Can a machine solve a human?

Pavlo Kryvozub
MIT Tech and the City
2 min readMay 12, 2018

In the concussion of Why Machine Ethics? Allen, Wallach and Smit definitively answer the postulated question: because we need to understand and self-reflect on the nature of humanity. How can we teach a machine to make ethical decisions if we do not know how to make them ourselves?

How can we quantify and code the mixture of the rational and chaotic that forms us and the reality around us? Rational (utilitarian) decisions are inhuman, irrational are dangerous and unpredictable. In order to make a machine that thinks like a human, we not only need to understand ourselves, we need to understand the machine. In order to create a machine that behaves like a human we need to become a human that behaves more like a machine. By programming into machines the ethical values of humanity, we might as well learn what the humanity is. How can a machine solve a trolley problem if we cannot solve it? How can objectivity arise from subjectivity? How can order be born from chaos?

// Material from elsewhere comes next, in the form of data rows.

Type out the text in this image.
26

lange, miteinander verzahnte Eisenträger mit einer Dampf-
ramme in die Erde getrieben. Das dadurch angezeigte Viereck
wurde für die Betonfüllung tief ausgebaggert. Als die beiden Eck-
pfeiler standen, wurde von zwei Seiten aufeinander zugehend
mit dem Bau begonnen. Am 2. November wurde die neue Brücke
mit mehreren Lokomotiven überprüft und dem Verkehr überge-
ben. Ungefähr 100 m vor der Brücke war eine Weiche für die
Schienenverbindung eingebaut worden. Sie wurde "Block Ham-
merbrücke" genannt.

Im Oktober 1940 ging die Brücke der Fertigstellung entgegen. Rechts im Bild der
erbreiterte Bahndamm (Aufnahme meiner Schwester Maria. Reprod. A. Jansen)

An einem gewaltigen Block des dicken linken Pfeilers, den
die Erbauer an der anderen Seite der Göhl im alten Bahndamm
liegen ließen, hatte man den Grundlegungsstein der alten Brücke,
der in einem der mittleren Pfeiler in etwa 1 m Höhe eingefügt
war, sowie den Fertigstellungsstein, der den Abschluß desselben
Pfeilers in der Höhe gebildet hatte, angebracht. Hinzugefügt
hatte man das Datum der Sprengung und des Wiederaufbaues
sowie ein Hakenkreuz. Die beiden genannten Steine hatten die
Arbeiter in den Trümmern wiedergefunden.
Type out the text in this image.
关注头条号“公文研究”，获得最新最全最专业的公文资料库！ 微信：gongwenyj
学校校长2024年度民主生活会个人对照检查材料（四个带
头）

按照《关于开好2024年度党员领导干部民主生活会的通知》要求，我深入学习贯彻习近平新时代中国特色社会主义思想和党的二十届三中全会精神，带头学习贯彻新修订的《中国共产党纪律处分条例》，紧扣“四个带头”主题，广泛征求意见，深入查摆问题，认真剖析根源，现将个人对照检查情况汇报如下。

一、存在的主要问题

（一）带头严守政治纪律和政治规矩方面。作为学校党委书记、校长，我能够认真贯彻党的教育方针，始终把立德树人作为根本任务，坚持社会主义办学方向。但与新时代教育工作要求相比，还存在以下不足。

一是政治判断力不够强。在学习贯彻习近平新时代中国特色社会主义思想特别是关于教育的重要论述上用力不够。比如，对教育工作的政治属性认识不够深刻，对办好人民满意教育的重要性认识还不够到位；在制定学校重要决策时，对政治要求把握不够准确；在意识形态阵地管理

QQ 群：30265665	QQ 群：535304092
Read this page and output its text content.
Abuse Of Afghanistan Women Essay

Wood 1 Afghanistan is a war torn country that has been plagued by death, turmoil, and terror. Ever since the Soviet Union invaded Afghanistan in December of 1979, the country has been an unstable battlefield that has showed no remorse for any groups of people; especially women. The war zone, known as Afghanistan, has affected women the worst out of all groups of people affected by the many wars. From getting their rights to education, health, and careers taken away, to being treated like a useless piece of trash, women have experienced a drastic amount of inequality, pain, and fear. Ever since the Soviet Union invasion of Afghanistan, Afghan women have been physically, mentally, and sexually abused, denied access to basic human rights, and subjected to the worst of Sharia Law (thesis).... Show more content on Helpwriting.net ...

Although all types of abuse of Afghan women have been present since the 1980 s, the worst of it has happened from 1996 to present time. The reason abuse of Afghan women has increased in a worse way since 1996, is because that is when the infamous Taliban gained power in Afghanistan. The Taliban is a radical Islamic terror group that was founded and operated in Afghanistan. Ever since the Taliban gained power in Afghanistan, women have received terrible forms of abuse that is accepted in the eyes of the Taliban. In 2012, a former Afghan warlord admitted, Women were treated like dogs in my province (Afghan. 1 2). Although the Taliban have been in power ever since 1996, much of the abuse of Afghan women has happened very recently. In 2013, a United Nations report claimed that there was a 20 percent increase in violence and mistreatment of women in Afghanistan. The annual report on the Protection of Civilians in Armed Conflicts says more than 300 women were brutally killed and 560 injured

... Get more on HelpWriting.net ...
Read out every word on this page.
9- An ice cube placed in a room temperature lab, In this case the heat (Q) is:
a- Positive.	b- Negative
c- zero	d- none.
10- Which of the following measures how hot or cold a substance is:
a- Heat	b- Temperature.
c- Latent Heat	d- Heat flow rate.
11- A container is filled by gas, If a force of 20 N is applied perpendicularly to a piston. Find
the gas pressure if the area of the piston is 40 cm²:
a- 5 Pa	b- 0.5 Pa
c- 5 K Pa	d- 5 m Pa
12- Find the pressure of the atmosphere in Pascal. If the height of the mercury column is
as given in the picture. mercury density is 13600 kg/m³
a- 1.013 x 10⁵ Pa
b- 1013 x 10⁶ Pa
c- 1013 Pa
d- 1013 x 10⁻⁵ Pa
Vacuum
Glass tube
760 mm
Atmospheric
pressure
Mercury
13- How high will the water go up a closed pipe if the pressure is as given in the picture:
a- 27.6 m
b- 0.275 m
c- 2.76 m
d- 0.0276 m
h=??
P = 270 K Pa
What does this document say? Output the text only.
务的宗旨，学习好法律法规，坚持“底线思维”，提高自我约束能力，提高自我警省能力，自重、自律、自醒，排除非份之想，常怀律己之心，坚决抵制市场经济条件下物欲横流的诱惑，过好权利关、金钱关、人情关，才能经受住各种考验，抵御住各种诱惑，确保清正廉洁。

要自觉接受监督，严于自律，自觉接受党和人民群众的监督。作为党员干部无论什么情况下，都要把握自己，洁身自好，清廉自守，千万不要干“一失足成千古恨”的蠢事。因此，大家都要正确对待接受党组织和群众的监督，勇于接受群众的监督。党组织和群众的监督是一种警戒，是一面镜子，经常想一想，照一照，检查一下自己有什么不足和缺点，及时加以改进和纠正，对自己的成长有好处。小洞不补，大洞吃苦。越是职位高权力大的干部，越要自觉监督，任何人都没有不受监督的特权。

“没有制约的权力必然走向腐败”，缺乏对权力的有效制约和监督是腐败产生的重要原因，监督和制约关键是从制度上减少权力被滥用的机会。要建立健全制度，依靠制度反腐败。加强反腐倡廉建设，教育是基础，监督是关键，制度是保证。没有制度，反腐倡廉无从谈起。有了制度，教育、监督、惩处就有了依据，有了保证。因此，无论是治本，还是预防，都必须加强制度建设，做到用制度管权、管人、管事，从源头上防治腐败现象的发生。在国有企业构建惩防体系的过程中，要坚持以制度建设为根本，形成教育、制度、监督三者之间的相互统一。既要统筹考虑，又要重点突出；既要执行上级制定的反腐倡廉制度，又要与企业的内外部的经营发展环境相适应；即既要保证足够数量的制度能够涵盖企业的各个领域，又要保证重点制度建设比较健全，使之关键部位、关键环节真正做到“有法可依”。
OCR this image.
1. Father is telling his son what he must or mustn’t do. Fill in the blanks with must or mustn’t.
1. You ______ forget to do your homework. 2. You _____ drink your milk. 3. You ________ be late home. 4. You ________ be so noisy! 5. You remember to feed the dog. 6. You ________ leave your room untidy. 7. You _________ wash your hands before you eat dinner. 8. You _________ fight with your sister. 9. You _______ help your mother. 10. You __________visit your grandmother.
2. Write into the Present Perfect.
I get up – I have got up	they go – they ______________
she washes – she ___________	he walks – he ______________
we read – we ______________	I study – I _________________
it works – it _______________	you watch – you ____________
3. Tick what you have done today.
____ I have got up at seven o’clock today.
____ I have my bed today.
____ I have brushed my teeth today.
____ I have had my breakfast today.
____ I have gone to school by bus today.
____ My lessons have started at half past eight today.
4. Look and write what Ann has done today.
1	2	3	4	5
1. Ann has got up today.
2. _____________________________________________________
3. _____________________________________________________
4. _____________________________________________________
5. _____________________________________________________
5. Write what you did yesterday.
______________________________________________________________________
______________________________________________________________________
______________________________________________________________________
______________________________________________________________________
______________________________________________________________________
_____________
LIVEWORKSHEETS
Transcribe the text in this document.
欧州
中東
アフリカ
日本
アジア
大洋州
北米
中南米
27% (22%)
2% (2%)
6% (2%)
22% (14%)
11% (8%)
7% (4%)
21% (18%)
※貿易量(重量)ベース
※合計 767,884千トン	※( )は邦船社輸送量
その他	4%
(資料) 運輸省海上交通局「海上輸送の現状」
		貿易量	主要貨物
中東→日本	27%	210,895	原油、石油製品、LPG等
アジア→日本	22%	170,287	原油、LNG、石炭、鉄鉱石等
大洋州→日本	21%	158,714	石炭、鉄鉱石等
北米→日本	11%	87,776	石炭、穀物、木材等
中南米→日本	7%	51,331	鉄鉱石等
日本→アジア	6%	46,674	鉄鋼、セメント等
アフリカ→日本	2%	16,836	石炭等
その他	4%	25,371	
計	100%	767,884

Fear of the future is worse than the future. Expectation of pain is worse than the experience of pain. Future approaches us no matter what. People are afraid of knowledge, as it brings uncertainty and chaos of adaptation. Uneducated are afraid of educated as they have power of knowledge. Our reality and our perception of reality is a matter of habits and customs. And, my god, It is so hard to break habits or look beyond your field of view. “Flatearthers” is a good example of the distance between knowledge and observable reality. People used to be afraid of cars, and now will live in the “nightmare” they were afraid of. A minority that pushes us forward drives humanity. They define the future for everybody whether we want changes or not. New order where machine drives and implements decisions does to distance us from decision-making, it simply automates it. We need not be afraid of mistakes that are bound to happen as machine incorporates artificial moral agents. It is an evolutional process and machine evolves at the same speed as humanity. Yes, they can evolve faster than us but we control its evolution.

To conclude, if a computer is a bicycle for the mind, as Steve Jobs put it, we not need to be afraid of it as long as we can ride it where we need to be, and as long its utility overpower its maintenance. We must not be afraid of computers we must be concerned of the people who control and guide them.